As despesas com Saúde alcançaram 9,7% do PIB brasileiro em 2021, segundo os dados da Conta-Satélite de Saúde, elaborada pelo IBGE, e fecharam o ano, em termos percentuais, na média dos gastos dos 38 países da Organização para a Cooperação e Desenvolvimento Econômico (OCDE). Mas, quando a análise recai sobre o gasto per capita, medido em poder de paridade de compra, o Brasil gasta 2,9 vezes menos que média da OCDE. Também chama a atenção a baixa participação do governo, que responde por 41,2% dos gastos em saúde, um percentual distante daquele dos países que dispõem de sistemas universais e mais igualitários, como o Reino Unido ou a Alemanha, com 83,1% e 85,4% respectivamente.
Esses dados, segundo o sanitarista José Carvalho de Noronha, coordenador adjunto da Iniciativa Saúde Amanhã, revelam profundas iniquidades no acesso à saúde no Brasil, apesar de o país contar com o SUS, um dos maiores sistemas de saúde pública do mundo. “A baixa participação do governo no sistema de saúde brasileiro cria profundas iniquidades. Basta vermos que há uma inversão na relação de gastos e atendimentos. O setor privado, com 67% de participação nos gastos da saúde, atende a cerca de 30% da população, enquanto o público, com 33%, atende a 70% da população”, explica, dizendo que esses números revelam uma forte estratificação da sociedade brasileira, onde os grupos mais ricos se apropriam de uma maior parte dos recursos para os cuidados de saúde.
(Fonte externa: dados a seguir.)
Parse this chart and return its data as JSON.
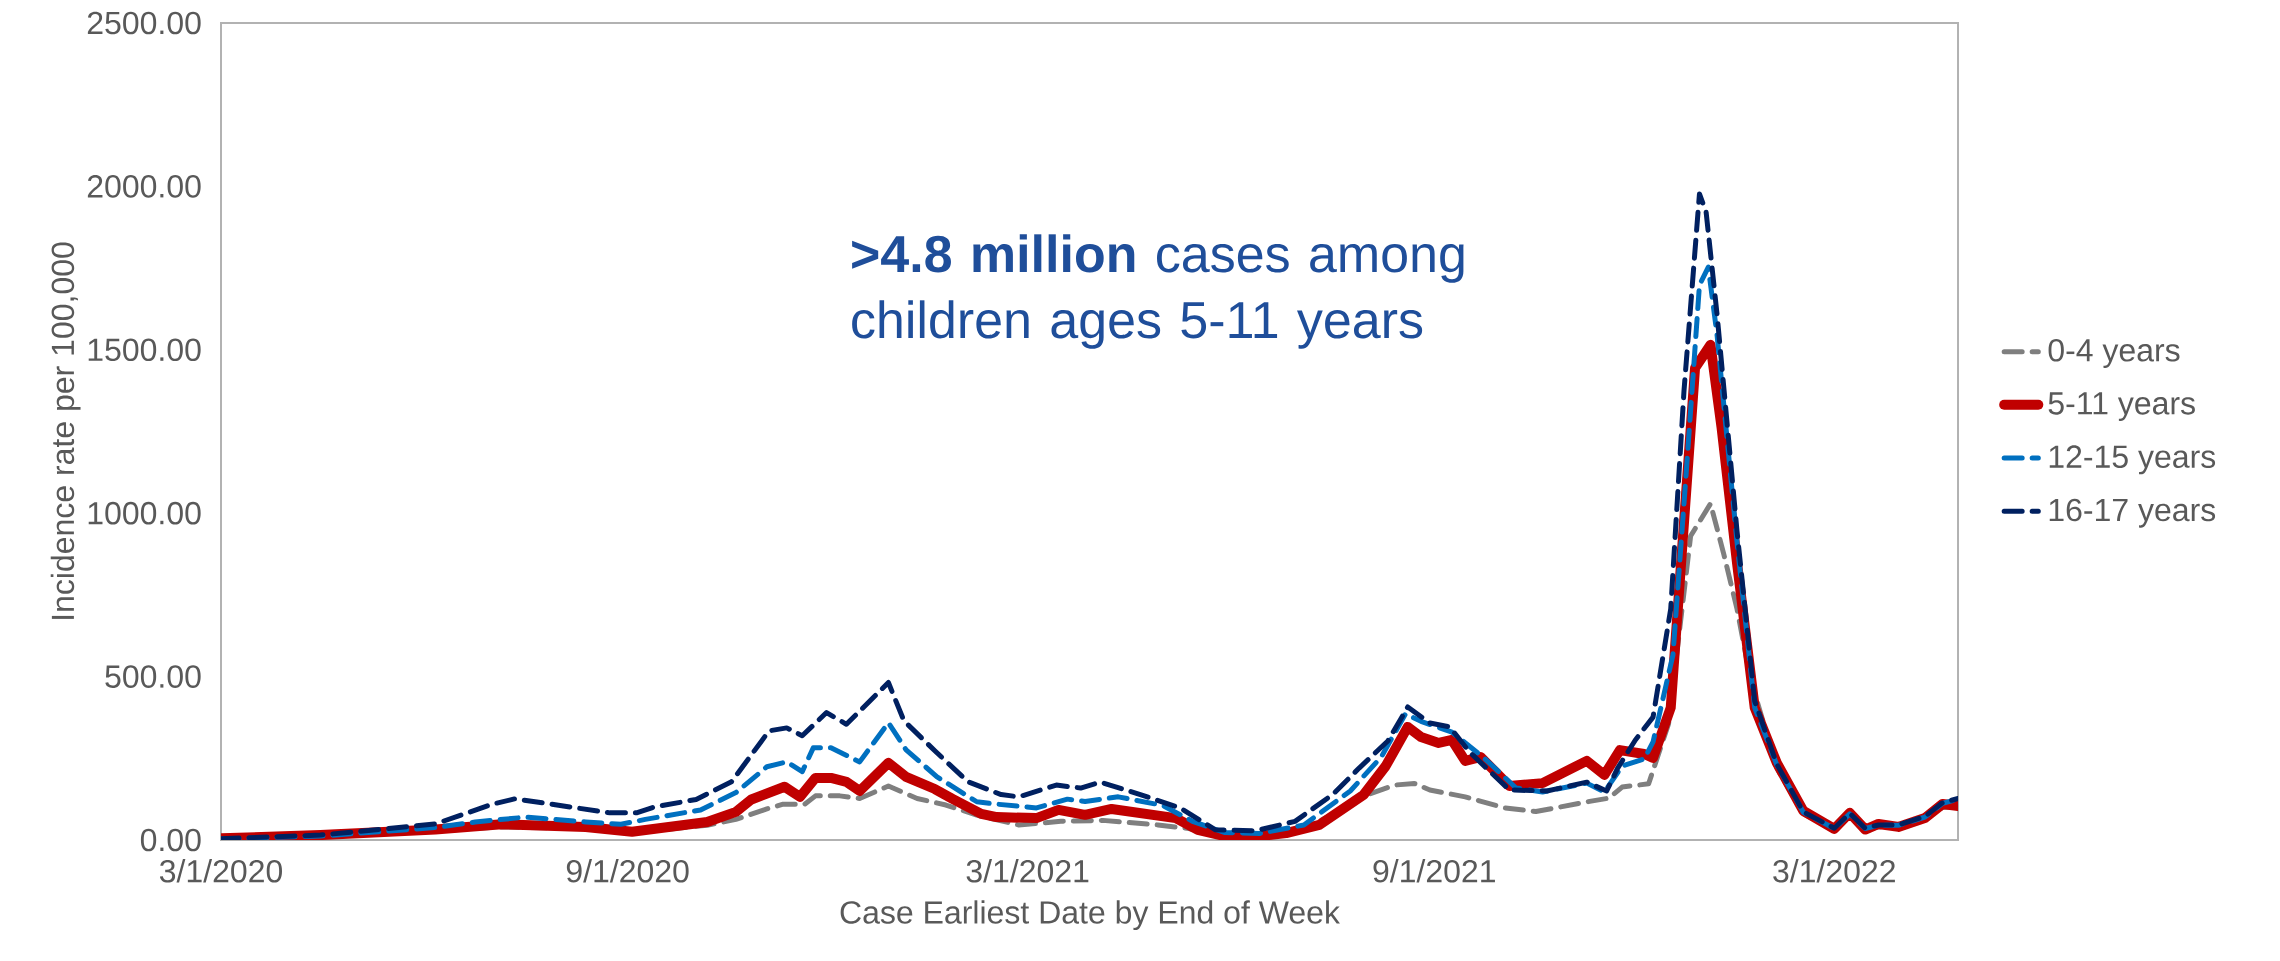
{
  "chart_data": {
    "type": "line",
    "xlabel": "Case Earliest Date by End of Week",
    "ylabel": "Incidence rate per 100,000",
    "annotations": [
      "**>4.8 million** cases among children ages 5-11 years"
    ],
    "xlim": [
      "2020-03-01",
      "2022-04-26"
    ],
    "xticks": [
      {
        "value": "2020-03-01",
        "label": "3/1/2020"
      },
      {
        "value": "2020-09-01",
        "label": "9/1/2020"
      },
      {
        "value": "2021-03-01",
        "label": "3/1/2021"
      },
      {
        "value": "2021-09-01",
        "label": "9/1/2021"
      },
      {
        "value": "2022-03-01",
        "label": "3/1/2022"
      }
    ],
    "ylim": [
      0,
      2500
    ],
    "yticks": [
      {
        "value": 0,
        "label": "0.00"
      },
      {
        "value": 500,
        "label": "500.00"
      },
      {
        "value": 1000,
        "label": "1000.00"
      },
      {
        "value": 1500,
        "label": "1500.00"
      },
      {
        "value": 2000,
        "label": "2000.00"
      },
      {
        "value": 2500,
        "label": "2500.00"
      }
    ],
    "grid": false,
    "legend": "right",
    "series": [
      {
        "name": "0-4 years",
        "color": "#7f7f7f",
        "line_style": "dashed",
        "x": [
          "2020-03-01",
          "2020-04-15",
          "2020-06-06",
          "2020-07-06",
          "2020-08-13",
          "2020-09-03",
          "2020-10-07",
          "2020-10-20",
          "2020-11-03",
          "2020-11-10",
          "2020-11-20",
          "2020-11-25",
          "2020-12-06",
          "2020-12-15",
          "2020-12-28",
          "2021-01-10",
          "2021-01-23",
          "2021-02-06",
          "2021-02-25",
          "2021-03-16",
          "2021-04-04",
          "2021-04-29",
          "2021-05-13",
          "2021-05-25",
          "2021-06-14",
          "2021-07-04",
          "2021-07-21",
          "2021-08-02",
          "2021-08-14",
          "2021-08-23",
          "2021-08-30",
          "2021-09-15",
          "2021-10-03",
          "2021-10-17",
          "2021-11-11",
          "2021-11-19",
          "2021-11-25",
          "2021-12-07",
          "2021-12-16",
          "2021-12-26",
          "2022-01-04",
          "2022-01-10",
          "2022-01-16",
          "2022-01-22",
          "2022-02-03",
          "2022-02-15",
          "2022-03-01",
          "2022-03-08",
          "2022-03-15",
          "2022-03-21",
          "2022-03-30",
          "2022-04-11",
          "2022-04-19",
          "2022-04-26"
        ],
        "values": [
          4,
          12,
          28,
          40,
          35,
          22,
          45,
          63,
          95,
          109,
          109,
          135,
          135,
          127,
          165,
          127,
          107,
          76,
          46,
          57,
          60,
          46,
          35,
          15,
          12,
          31,
          null,
          139,
          168,
          173,
          153,
          132,
          98,
          87,
          119,
          128,
          162,
          172,
          355,
          930,
          1029,
          875,
          707,
          495,
          220,
          80,
          30,
          75,
          30,
          40,
          40,
          62,
          100,
          100
        ]
      },
      {
        "name": "5-11 years",
        "color": "#c00000",
        "line_style": "solid",
        "x": [
          "2020-03-01",
          "2020-04-15",
          "2020-06-06",
          "2020-07-06",
          "2020-08-13",
          "2020-09-03",
          "2020-10-07",
          "2020-10-20",
          "2020-10-27",
          "2020-11-11",
          "2020-11-18",
          "2020-11-25",
          "2020-12-02",
          "2020-12-09",
          "2020-12-15",
          "2020-12-28",
          "2021-01-05",
          "2021-01-18",
          "2021-01-26",
          "2021-02-08",
          "2021-02-15",
          "2021-03-05",
          "2021-03-15",
          "2021-03-27",
          "2021-04-08",
          "2021-05-07",
          "2021-05-17",
          "2021-05-29",
          "2021-06-14",
          "2021-06-26",
          "2021-07-11",
          "2021-07-31",
          "2021-08-10",
          "2021-08-20",
          "2021-08-26",
          "2021-09-03",
          "2021-09-09",
          "2021-09-15",
          "2021-09-22",
          "2021-10-05",
          "2021-10-20",
          "2021-11-09",
          "2021-11-17",
          "2021-11-24",
          "2021-12-05",
          "2021-12-09",
          "2021-12-17",
          "2021-12-28",
          "2022-01-04",
          "2022-01-09",
          "2022-01-16",
          "2022-01-24",
          "2022-02-03",
          "2022-02-15",
          "2022-03-01",
          "2022-03-08",
          "2022-03-15",
          "2022-03-21",
          "2022-03-30",
          "2022-04-11",
          "2022-04-19",
          "2022-04-26"
        ],
        "values": [
          5,
          15,
          32,
          48,
          40,
          25,
          55,
          86,
          124,
          163,
          132,
          190,
          190,
          178,
          150,
          236,
          193,
          156,
          126,
          80,
          70,
          67,
          92,
          77,
          95,
          67,
          31,
          12,
          12,
          21,
          46,
          138,
          226,
          346,
          315,
          297,
          306,
          242,
          254,
          165,
          174,
          242,
          199,
          275,
          263,
          251,
          405,
          1444,
          1515,
          1262,
          848,
          405,
          236,
          89,
          34,
          83,
          32,
          49,
          40,
          67,
          110,
          104
        ]
      },
      {
        "name": "12-15 years",
        "color": "#0070c0",
        "line_style": "dashed",
        "x": [
          "2020-03-01",
          "2020-04-15",
          "2020-06-06",
          "2020-06-24",
          "2020-07-17",
          "2020-08-13",
          "2020-08-29",
          "2020-09-09",
          "2020-10-04",
          "2020-10-20",
          "2020-11-03",
          "2020-11-12",
          "2020-11-19",
          "2020-11-24",
          "2020-12-02",
          "2020-12-15",
          "2020-12-28",
          "2021-01-05",
          "2021-01-19",
          "2021-02-06",
          "2021-02-13",
          "2021-03-05",
          "2021-03-19",
          "2021-03-27",
          "2021-04-11",
          "2021-05-01",
          "2021-05-15",
          "2021-05-29",
          "2021-06-14",
          "2021-07-04",
          "2021-07-25",
          "2021-08-08",
          "2021-08-19",
          "2021-08-26",
          "2021-09-09",
          "2021-09-24",
          "2021-10-08",
          "2021-10-20",
          "2021-11-09",
          "2021-11-17",
          "2021-11-25",
          "2021-12-05",
          "2021-12-09",
          "2021-12-18",
          "2021-12-24",
          "2021-12-30",
          "2022-01-03",
          "2022-01-07",
          "2022-01-16",
          "2022-01-24",
          "2022-02-03",
          "2022-02-15",
          "2022-03-01",
          "2022-03-08",
          "2022-03-15",
          "2022-03-21",
          "2022-03-30",
          "2022-04-11",
          "2022-04-19",
          "2022-04-26"
        ],
        "values": [
          3,
          12,
          38,
          55,
          70,
          55,
          48,
          63,
          92,
          145,
          224,
          239,
          209,
          282,
          282,
          239,
          359,
          276,
          193,
          117,
          111,
          98,
          125,
          118,
          132,
          106,
          56,
          23,
          20,
          46,
          150,
          254,
          386,
          363,
          330,
          248,
          159,
          147,
          174,
          147,
          226,
          248,
          300,
          566,
          1123,
          1698,
          1753,
          1543,
          912,
          405,
          230,
          85,
          35,
          80,
          35,
          45,
          45,
          70,
          112,
          125
        ]
      },
      {
        "name": "16-17 years",
        "color": "#002060",
        "line_style": "dashed",
        "x": [
          "2020-03-01",
          "2020-04-15",
          "2020-06-06",
          "2020-07-02",
          "2020-07-12",
          "2020-08-24",
          "2020-09-05",
          "2020-09-13",
          "2020-10-02",
          "2020-10-18",
          "2020-11-04",
          "2020-11-12",
          "2020-11-19",
          "2020-11-30",
          "2020-12-09",
          "2020-12-28",
          "2021-01-04",
          "2021-01-18",
          "2021-02-02",
          "2021-02-17",
          "2021-02-25",
          "2021-03-14",
          "2021-03-25",
          "2021-04-03",
          "2021-04-21",
          "2021-05-09",
          "2021-05-25",
          "2021-06-12",
          "2021-06-30",
          "2021-07-17",
          "2021-07-29",
          "2021-08-11",
          "2021-08-20",
          "2021-08-30",
          "2021-09-08",
          "2021-09-17",
          "2021-10-05",
          "2021-10-22",
          "2021-11-09",
          "2021-11-18",
          "2021-11-23",
          "2021-12-01",
          "2021-12-09",
          "2021-12-17",
          "2021-12-23",
          "2021-12-30",
          "2022-01-02",
          "2022-01-07",
          "2022-01-16",
          "2022-01-24",
          "2022-02-03",
          "2022-02-15",
          "2022-03-01",
          "2022-03-08",
          "2022-03-15",
          "2022-03-21",
          "2022-03-30",
          "2022-04-11",
          "2022-04-19",
          "2022-04-26"
        ],
        "values": [
          4,
          15,
          49,
          110,
          126,
          83,
          83,
          101,
          124,
          178,
          334,
          343,
          319,
          390,
          354,
          482,
          365,
          273,
          178,
          139,
          132,
          168,
          159,
          177,
          139,
          98,
          31,
          28,
          57,
          139,
          220,
          303,
          407,
          358,
          346,
          269,
          153,
          150,
          177,
          150,
          220,
          306,
          376,
          707,
          1374,
          1977,
          1922,
          1606,
          945,
          425,
          232,
          86,
          36,
          82,
          36,
          46,
          46,
          72,
          114,
          127
        ]
      }
    ]
  }
}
“Essa iníqua distorção vem se agravando. As contas revelam que os gastos do governo cresceram apenas 0,4% entre 2010 e 2021, enquanto os privados se viram acrescidos do equivalente a 1,3% do PIB. Outro aspecto importante é que a assistência farmacêutica, ao contrário de outros países com sistemas universais, não foi de fato incorporada ao SUS. A Conta Satélite mostra que o governo cobriu apenas 6,7% dos gastos com medicamentos para uso pessoal. Se lembrarmos que esses gastos oneram percentualmente mais a renda das famílias mais pobres, vemos a urgência de a participação do governo neles ser revista e incrementada”.
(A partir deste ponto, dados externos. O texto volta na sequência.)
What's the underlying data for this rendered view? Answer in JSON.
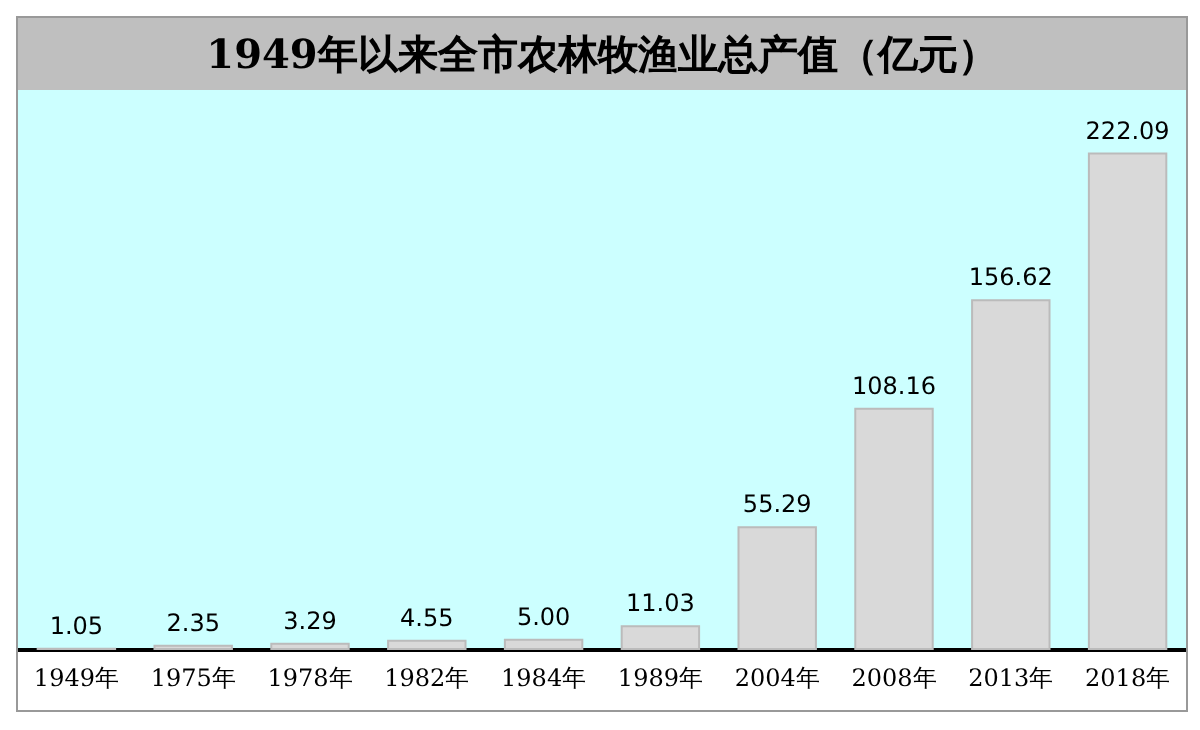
{
  "chart_data": {
    "type": "bar",
    "title": "1949年以来全市农林牧渔业总产值（亿元）",
    "categories": [
      "1949年",
      "1975年",
      "1978年",
      "1982年",
      "1984年",
      "1989年",
      "2004年",
      "2008年",
      "2013年",
      "2018年"
    ],
    "values": [
      1.05,
      2.35,
      3.29,
      4.55,
      5.0,
      11.03,
      55.29,
      108.16,
      156.62,
      222.09
    ],
    "value_labels": [
      "1.05",
      "2.35",
      "3.29",
      "4.55",
      "5.00",
      "11.03",
      "55.29",
      "108.16",
      "156.62",
      "222.09"
    ],
    "color": "#d9d9d9"
  }
}
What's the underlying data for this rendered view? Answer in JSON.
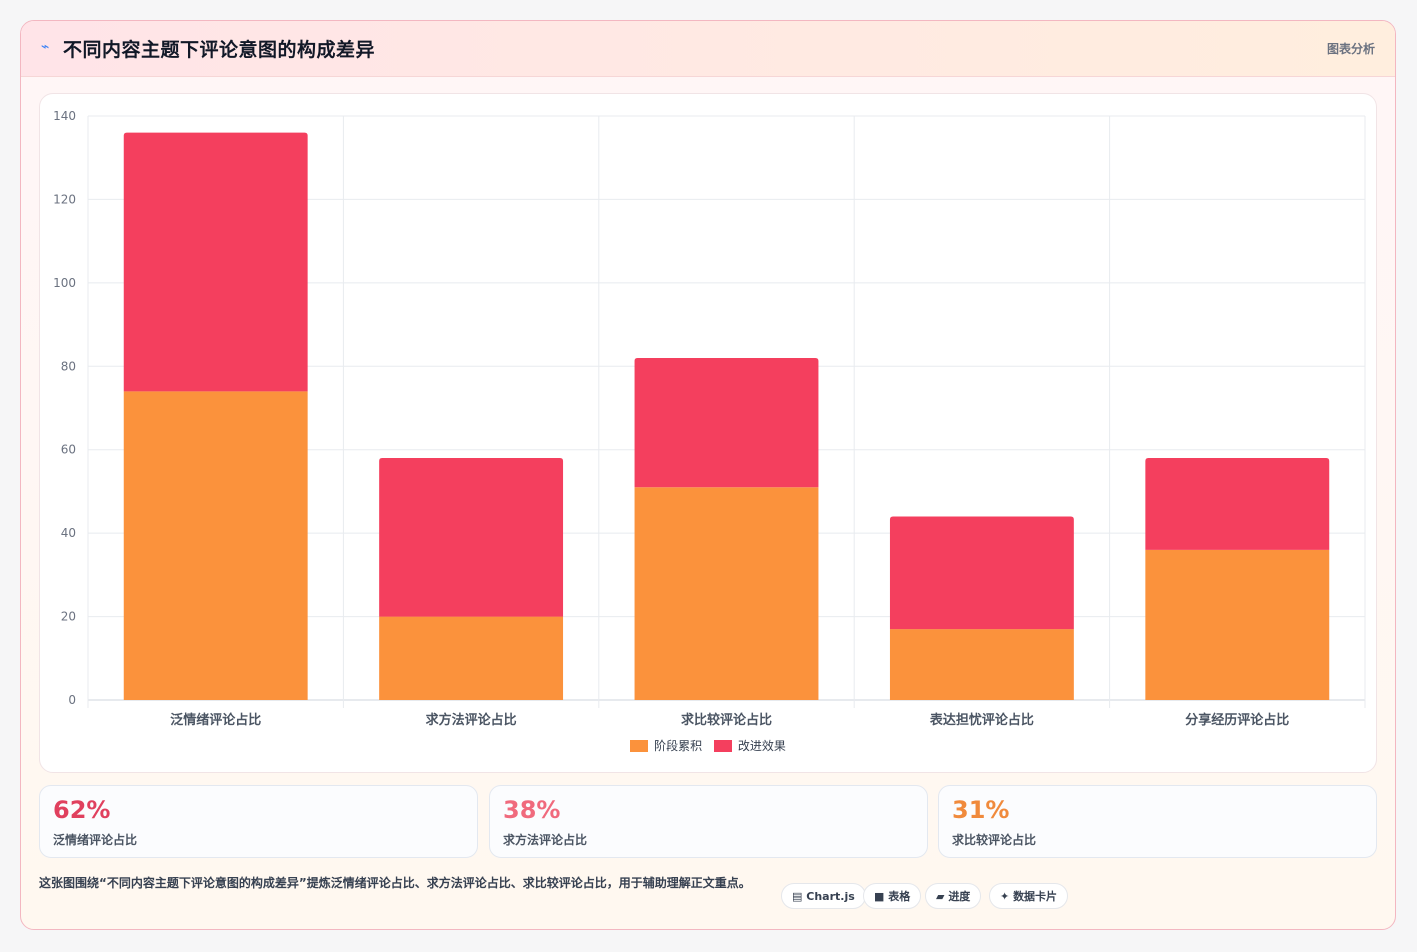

Noronha alerta que vencer essa distorção não será uma tarefa fácil, por não bastar apenas aumentar os investimentos do governo na Saúde. Será preciso que o gasto privado caia, pelo menos, na mesma proporção do aumento dos gastos do governo. Isso exige o corte de qualquer subsídio para a saúde privada – incluindo a renúncia fiscal para os planos de saúde – e que sequer se cogite em acabar com o piso orçamentário para os gastos com ações e serviços de saúde, definido na Constituição Federal e com o qual o presidente Luiz Inácio Lula da Silva se comprometeu durante a 17ª Conferência Nacional da Saúde. “Se com esse piso já estamos abaixo da média da OCDE, imagina sem ele”.
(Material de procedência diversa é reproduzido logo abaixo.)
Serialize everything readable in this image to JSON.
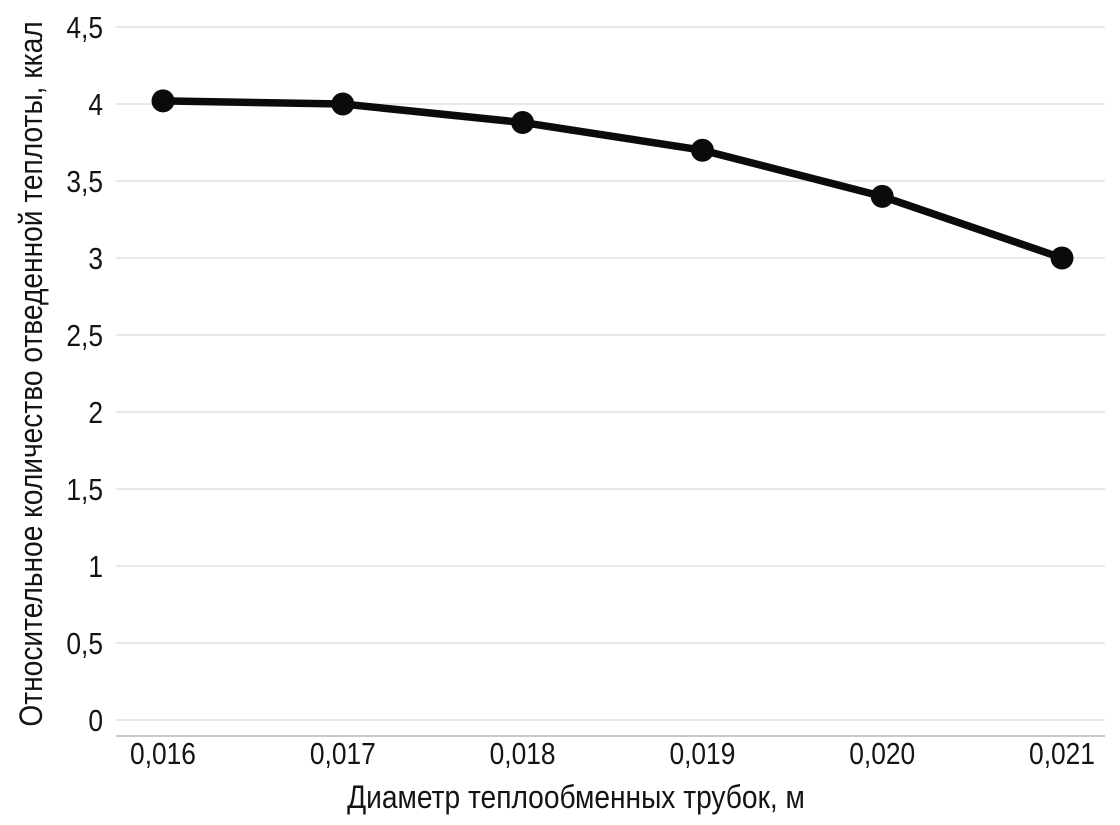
{
  "page": {
    "background": "#ffffff"
  },
  "chart_data": {
    "type": "line",
    "title": "",
    "xlabel": "Диаметр теплообменных трубок, м",
    "ylabel": "Относительное количество отведенной теплоты, ккал",
    "categories": [
      "0,016",
      "0,017",
      "0,018",
      "0,019",
      "0,020",
      "0,021"
    ],
    "x": [
      0.016,
      0.017,
      0.018,
      0.019,
      0.02,
      0.021
    ],
    "series": [
      {
        "name": "Относительное количество отведенной теплоты, ккал",
        "values": [
          4.02,
          4.0,
          3.88,
          3.7,
          3.4,
          3.0
        ]
      }
    ],
    "y_tick_labels": [
      "0",
      "0,5",
      "1",
      "1,5",
      "2",
      "2,5",
      "3",
      "3,5",
      "4",
      "4,5"
    ],
    "y_tick_values": [
      0,
      0.5,
      1,
      1.5,
      2,
      2.5,
      3,
      3.5,
      4,
      4.5
    ],
    "ylim": [
      0,
      4.5
    ],
    "grid": "horizontal-only",
    "legend": "none",
    "marker": "filled-circle",
    "decimal_separator": ",",
    "colors": {
      "series": "#0b0b0b",
      "marker": "#0b0b0b",
      "gridline": "#e8e8e8",
      "axis_line": "#c9c9c9",
      "text": "#141414",
      "background": "#ffffff"
    }
  }
}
A esse movimento, Noronha defende que se some o esforço para desenvolver o país. O Brasil precisa, segundo ele, de políticas de redistribuição para crescer e de crescer distribuindo. “Os países ricos que mais investem em saúde, não gastam proporcionalmente muito mais do que nós, mas precisamos de mais investimentos para fazermos frente às necessidades de nossa população. Para aumentarmos os gastos em saúde, garantindo um sistema de saúde público e efetivamente universal, precisamos que a economia cresça e que se amplie a participação do governo nesse montante.”